The sun is stationary; the snowman and the snowmobile move from right to left. The sprite used for the sun is repositioned to draw the snowmobile. The real tricky part was this: the snowman/snowmobile scroll off the screen (completely) and then a new object replaces each of them on the right. I am using the whole width of the screen; how can I scroll something off/on the screen? Well, each of the two objects has a dedicated variable which is used to mask them. It was pretty tricky figuring out how to set up these variables, but the code to draw them is pretty simple:
Screen4 ; jsr Ret3 jsr Ret3 ;+24 51 lda (Temp),Y sta.w PF0 ;+9 60 lda (Temp+2),Y sta PF1 ;+8 68 lda (Temp+4),Y sta PF2 ;+8 76 lda (MidSkyDataPtr),Y and MSOMask sta GRP0 ;+11 11 lda (LowSkyDataPtr),Y and LSOMask sta GRP1 ;+11 22 dey bpl Screen4 ;+5 27
The masking variables are MSOMask and LSOMask.
Another thing that made the kernel tricky was this: You may notice that I claim that I repositioned the sun sprite to reuse it for the snowmobile. How is there, then, no HMOVE blank? Well, because I hit HMOVE early, ending at cycle 73, that's how. Actually, every HMOVE I strobe in the entire game is hit at cycle 73. This made the kernel a little convoluted, but this gave me the most headaches when I was figuring boundaries for sprites - because hitting HMOVE early moves all sprites 8 pixels left of where they would normally end up, when a sprite had an X-position of 3 it really ended up on the right side of the screen, at pixel 155.
Anyway, moving on. After the horizon is drawn, the playfield is erased and its color is changed to match the background, and both sprites are repositioned. Player 0 is used to draw Santa, and player 1 is positioned to draw the reindeer.
I also wanted the reindeer (and other flying things) to scroll smoothly on and off the screen - but, again, you can't really do that, since if you scroll things off the left edge of the screen they just show up on the right.
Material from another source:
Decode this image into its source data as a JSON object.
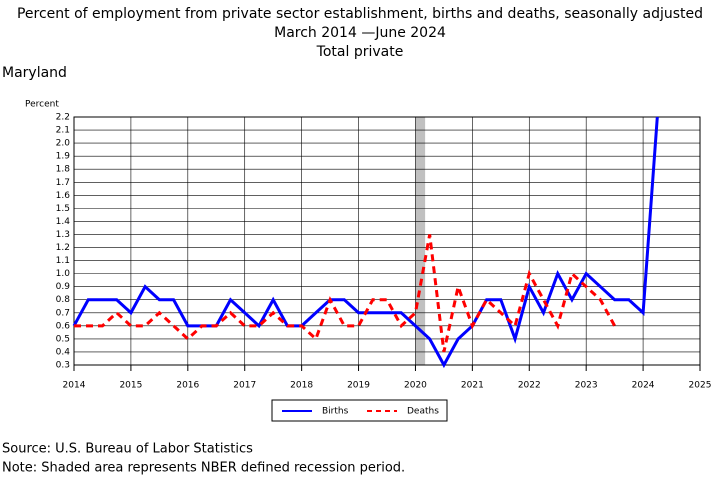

So what I ended up doing was using PF0 to hide the sprites when they scroll on and off. So for about 20 scanlines PF0 is drawn on the left and then for the next 20 scanlines PF2 is drawn only on the right. So the playfield priority is changed so that the playfield appears in the foreground (after being in the background behind the snowman/snowmobile).
This means that flying objects need to scroll onto the screen from the upper right and scroll off the screen in the middle left. But the effect is pretty cool.
After these ~45 scanlines, the reindeer-sprite is repositioned and we begin the real fun part: the scrolling playfield. There are 8 bands of scrolling playfield, of varying heights, covering the next ~60 scanlines. For the top 7 scrolling bands, only the playfield and Santa are drawn; during the bottom band those are drawn plus the abominable snowman (A. Snowman).
The scrolling playfield is stored in RAM; 8 bands, each with all six playfield registers drawn to, means 48 bytes. The Running Man demo used 10 bands with another column (of 10 bytes) which contained the data that was being scrolled onto the screen. I couldn't afford that much RAM for the playfield, so I cut it to 8 bands and rewrote the scrolling routine to keep track of how many bits had been scrolled on so I could pull the new data directly from the ROM one bit at a time.
A. Snowman moves at exactly the same speed as the scrolling playfield; in four-pixel jumps. A little jerky, but still looks ok. After that is the floor, drawn with the background, then the string of Christmas lights, the score, and the Santa hats, all drawn with a general purpose subroutine I wrote that draws 48-pixels-wide bitmaps to the screen. That subroutine wasn't real hard to write, but it made creating the title screen, the game-over screen, the game-winning screen, and this section of the main kernel much easier. Just set the pointers to the bitmap and color data, set Y for how tall the bitmap is, and call the subroutine. It also made adding the score/hiscore to the title screen, game-over screen, and game-winning screen a breeze.